If you don’t want comments on your blog posts you simply uncheck the box that says Allow people to post comments on new articles, and the comments will be closed by default. It’s worth noting here that even if the comments are off you can choose to enable them on a post by post basis.
You’ll find this box when you’re writing and editing posts and pages on your site. You can check or uncheck the box depending on what you want to happen for that individual page. If you don’t see this box while writing and editing, scroll up to the top and click on Screen Options.
This will open the Boxes list for you to choose what displays and you check things to show or not show on the editing and writing screens as you prefer.
Back to our Discussion Settings….
You can check a box so that you get an email anytime someone leaves a comment (approved or in moderation) that way you don’t have to constant check to see if comments are coming in.
You can set all comments to be held for moderation so spam doesn’t reach the live blog post.
You can set the comments to automatically close after a certain period of time has passed.
That way old posts aren’t attracting spammers who are trying to slip by unnoticed and you’ll have less work to do when it comes to comment moderating tasks, but you also have the opportunity to discuss topics with visitors while those topics are fresh and new. You can set this to any number of days, so set it to whatever you’re comfortable with.
Changing those few things will help keep spam in the trash folder where it belongs and keep your to-do list short.
The Discussions page is also where you choose the settings for avatars and Gravatars that will show up in the comment section.

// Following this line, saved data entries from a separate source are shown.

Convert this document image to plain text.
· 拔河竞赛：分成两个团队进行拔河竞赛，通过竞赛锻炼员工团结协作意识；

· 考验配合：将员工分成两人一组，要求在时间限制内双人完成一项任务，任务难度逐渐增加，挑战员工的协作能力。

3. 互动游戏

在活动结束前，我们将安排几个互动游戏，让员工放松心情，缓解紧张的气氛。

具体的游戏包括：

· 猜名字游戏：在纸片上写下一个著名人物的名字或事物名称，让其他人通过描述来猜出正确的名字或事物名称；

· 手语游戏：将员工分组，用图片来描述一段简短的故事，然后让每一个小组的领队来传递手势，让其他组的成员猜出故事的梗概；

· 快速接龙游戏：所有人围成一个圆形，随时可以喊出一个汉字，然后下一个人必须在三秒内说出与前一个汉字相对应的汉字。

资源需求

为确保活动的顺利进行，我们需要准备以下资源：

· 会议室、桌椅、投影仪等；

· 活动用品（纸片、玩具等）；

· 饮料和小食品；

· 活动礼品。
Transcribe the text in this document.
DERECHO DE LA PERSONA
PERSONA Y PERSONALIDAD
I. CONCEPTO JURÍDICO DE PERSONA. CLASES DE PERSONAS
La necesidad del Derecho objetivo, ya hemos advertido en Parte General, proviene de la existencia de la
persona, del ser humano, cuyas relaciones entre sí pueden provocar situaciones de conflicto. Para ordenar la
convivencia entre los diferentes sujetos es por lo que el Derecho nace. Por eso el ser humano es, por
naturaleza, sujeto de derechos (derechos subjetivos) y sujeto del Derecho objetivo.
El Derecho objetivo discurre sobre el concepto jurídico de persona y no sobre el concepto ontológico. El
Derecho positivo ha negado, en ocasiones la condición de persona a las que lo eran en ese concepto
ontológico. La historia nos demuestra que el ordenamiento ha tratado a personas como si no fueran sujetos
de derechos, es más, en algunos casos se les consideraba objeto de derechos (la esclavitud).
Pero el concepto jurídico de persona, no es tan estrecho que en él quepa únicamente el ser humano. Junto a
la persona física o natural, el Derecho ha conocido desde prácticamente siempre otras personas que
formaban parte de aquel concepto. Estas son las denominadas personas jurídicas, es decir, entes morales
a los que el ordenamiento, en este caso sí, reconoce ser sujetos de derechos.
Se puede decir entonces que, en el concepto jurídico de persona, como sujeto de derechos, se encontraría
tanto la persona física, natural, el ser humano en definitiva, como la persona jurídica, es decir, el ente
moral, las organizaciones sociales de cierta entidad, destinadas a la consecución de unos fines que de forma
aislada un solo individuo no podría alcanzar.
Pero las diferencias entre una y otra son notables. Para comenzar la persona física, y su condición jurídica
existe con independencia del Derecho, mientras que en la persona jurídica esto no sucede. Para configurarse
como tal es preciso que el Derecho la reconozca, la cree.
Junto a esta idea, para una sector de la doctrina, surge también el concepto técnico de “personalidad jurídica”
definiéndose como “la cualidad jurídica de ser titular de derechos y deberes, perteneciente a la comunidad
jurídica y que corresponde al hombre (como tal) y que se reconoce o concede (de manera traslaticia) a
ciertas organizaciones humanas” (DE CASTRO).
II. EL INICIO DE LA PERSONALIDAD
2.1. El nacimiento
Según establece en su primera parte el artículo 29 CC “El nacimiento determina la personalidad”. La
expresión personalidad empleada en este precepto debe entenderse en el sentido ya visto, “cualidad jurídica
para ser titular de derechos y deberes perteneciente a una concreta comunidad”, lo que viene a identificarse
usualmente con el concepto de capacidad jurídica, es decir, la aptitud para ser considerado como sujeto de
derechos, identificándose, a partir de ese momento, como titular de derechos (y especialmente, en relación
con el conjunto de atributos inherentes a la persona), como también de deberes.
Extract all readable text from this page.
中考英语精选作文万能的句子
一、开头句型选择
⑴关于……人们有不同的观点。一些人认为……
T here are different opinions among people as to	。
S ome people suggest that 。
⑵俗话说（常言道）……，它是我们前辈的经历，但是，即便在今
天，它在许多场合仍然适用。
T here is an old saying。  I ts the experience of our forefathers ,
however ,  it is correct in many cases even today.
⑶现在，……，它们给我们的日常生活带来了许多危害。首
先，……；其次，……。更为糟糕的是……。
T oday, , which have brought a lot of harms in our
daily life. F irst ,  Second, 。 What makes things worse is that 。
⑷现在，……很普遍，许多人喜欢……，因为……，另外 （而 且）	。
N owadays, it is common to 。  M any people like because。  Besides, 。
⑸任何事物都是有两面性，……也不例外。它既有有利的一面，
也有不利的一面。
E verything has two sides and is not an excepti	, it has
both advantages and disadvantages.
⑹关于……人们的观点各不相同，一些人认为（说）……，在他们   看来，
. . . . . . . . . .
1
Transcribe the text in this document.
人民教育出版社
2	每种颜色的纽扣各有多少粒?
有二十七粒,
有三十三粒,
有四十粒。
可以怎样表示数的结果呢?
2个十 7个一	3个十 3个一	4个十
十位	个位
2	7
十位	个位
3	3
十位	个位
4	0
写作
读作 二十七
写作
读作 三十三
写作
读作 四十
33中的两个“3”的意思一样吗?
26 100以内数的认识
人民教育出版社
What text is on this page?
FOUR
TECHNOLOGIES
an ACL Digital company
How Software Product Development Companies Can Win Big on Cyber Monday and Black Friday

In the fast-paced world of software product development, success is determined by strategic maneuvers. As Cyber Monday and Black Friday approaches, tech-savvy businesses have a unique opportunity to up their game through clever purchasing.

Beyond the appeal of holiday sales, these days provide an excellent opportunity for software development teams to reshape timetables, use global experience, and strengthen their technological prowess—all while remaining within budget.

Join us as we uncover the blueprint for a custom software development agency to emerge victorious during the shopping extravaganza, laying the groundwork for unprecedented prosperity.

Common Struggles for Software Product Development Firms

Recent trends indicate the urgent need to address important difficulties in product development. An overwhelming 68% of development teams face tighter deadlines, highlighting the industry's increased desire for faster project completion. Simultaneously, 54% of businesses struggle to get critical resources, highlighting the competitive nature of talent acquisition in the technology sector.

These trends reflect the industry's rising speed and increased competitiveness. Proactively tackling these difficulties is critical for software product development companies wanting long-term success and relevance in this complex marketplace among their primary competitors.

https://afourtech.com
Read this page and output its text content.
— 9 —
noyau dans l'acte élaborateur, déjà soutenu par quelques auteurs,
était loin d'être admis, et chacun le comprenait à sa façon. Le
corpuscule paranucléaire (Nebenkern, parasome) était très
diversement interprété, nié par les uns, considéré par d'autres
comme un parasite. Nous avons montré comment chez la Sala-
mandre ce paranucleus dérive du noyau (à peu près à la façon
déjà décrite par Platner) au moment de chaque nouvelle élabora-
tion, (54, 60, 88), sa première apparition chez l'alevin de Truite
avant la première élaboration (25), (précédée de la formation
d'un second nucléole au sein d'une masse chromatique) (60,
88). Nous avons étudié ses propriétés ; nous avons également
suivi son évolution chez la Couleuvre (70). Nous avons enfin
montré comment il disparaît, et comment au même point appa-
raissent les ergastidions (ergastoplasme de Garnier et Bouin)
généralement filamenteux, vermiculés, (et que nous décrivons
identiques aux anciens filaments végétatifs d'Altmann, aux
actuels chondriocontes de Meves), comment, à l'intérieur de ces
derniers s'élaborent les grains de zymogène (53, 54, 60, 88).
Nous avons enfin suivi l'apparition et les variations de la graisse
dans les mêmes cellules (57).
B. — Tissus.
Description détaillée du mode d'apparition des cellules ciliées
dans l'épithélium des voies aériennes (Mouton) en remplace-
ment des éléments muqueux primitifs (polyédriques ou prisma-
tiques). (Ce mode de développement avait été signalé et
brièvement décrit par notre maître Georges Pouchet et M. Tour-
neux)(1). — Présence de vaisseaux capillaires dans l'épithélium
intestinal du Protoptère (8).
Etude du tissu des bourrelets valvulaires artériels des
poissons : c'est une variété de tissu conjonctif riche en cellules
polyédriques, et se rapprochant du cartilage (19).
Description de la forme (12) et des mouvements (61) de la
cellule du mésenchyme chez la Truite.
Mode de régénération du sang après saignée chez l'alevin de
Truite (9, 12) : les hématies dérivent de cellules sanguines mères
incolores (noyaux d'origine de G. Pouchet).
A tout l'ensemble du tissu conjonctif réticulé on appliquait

While not super important, or even necessary, they do brighten up the comment section and they bring a personal element to the conversations that happen in the comment section since most people use the same image for Gravatar as they do on other social media sites like Facebook and Twitter.
These settings are pretty self explanatory and mostly just personal preference.
And if you have Jetpack installed the last section on the Discussion settings will be whether or not you want to display the option for visitors to subscribe to comments by email.
Creating Sharable Content
If you’re creating content on your website then you probably want people to share it. The plugins we talked about help make the sharing easy for the visitor, but the first step is creating content worthy of being shared.
Not every article you write will gets hundreds of shares or comments, and that’s perfectly okay. Sometimes content we know is useful isn’t necessarily the most popular or the most shared, it needs a little help reaching the right people.
Put your best content out there, share it, promote it, and good things will happen. If you have a great piece that isn’t getting as many shares as you’d like you can try giving it a boost through paid Facebook advertising or even use a free sharing service (with paid options available) like ViralContentBee or JustRetweet.
We’ve covered quite a bit here, and I’m sure we could talk about social elements for days and still have more to discuss. I hope this gives you a few starting points and things to consider for incorporating social elements into your new website. You can do some of these things, all of these things, or none of these things, depending on what your business goals are.
Homework and Action Steps:
- Add social plugins if you want to.
- Include social follow icons if you want them.